I couldn't get your link to work but assume that this is the same document.
https://community.tradestation.com/Discussions/DATA/20140911125726EasyLanguage_Optimization_API.pdf

Thank you for your assistance. I will take a further look. There is probably a way to do it programmatically through the API.


kevinkdog View Post
If I understand your problem well, you instead of doing an "orthogonal" type optimization (where every case is computed), you want to only do certain cases (which I assume you know those cases up front).

Here is an example of an orthogonal optimization, with 3 variables (iStratA, iStratB and iStratC) with 2 values each. This produces 8 unique cases:





But let's say you only want the cases highlighted in yellow to be part of your optimization:



To do this, I would have a strategy with one input (which you can "optimize") IMaster. That is your run number, and will go from 1 to the number of iterations you have.

Then, your other inputs (iStratA, iStratB and iStratC above) should be defined as variables - since you are now setting them in code.


I created a spreadsheet for you that will create the code for you once you have defined parameters for each case.

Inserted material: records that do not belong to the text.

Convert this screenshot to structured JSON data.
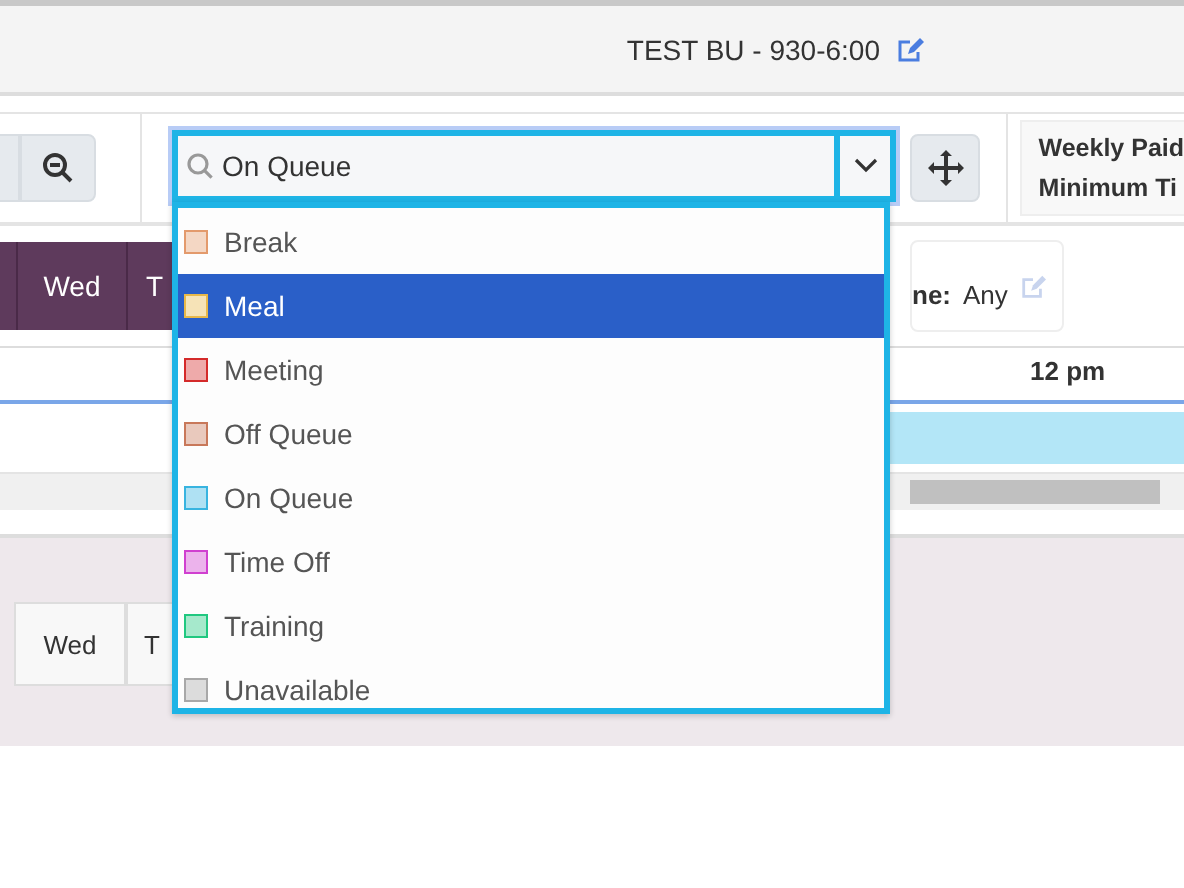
{
  "header": {
    "title": "TEST BU - 930-6:00"
  },
  "select": {
    "value": "On Queue",
    "expanded": true
  },
  "options": [
    {
      "label": "Break",
      "color": "#e39a6c",
      "selected": false
    },
    {
      "label": "Meal",
      "color": "#e8b84a",
      "selected": true
    },
    {
      "label": "Meeting",
      "color": "#d42a2a",
      "selected": false
    },
    {
      "label": "Off Queue",
      "color": "#c8785a",
      "selected": false
    },
    {
      "label": "On Queue",
      "color": "#38b4e0",
      "selected": false
    },
    {
      "label": "Time Off",
      "color": "#d040d0",
      "selected": false
    },
    {
      "label": "Training",
      "color": "#20c880",
      "selected": false
    },
    {
      "label": "Unavailable",
      "color": "#a8a8a8",
      "selected": false
    }
  ],
  "summary": {
    "lines": [
      "Weekly Paid",
      "Minimum Ti"
    ]
  },
  "day_tabs_top": [
    "Wed",
    "T"
  ],
  "card": {
    "label": "ne:",
    "value": "Any"
  },
  "ruler": {
    "label": "12 pm"
  },
  "day_tabs_bottom": [
    "Wed",
    "T"
  ]
}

You should just be able to copy and paste it into a strategy (you'd have to define IMaster as an input, and iStratA, iStratB and iStratC as variables).


Let me know if this works or not, or if I have misinterpreted what you wanted...

In my utopian dream I suppose I was trying to achieve something like the following



In this case SubA would be 1 & 2, SubB would also be 1 & 2 and SubC would be 2 & 1. Hence the actual solution result would be
vSubA_1 = 1
vSubA_2 = 2
vSubB_1 = 1
vSubB_2 = 2
vSubC_1 = 2
vSubC_2 = 1

I had thought of your solution but dismissed it on the grounds that it would be a too difficult to write out all the individual combinations. Your use of concatenating text in excel though is excellent and something that I am going to persue.

Thank You Both for your responses.

Sorry for the edit. Somehow I submitted the reply when I was only half way through.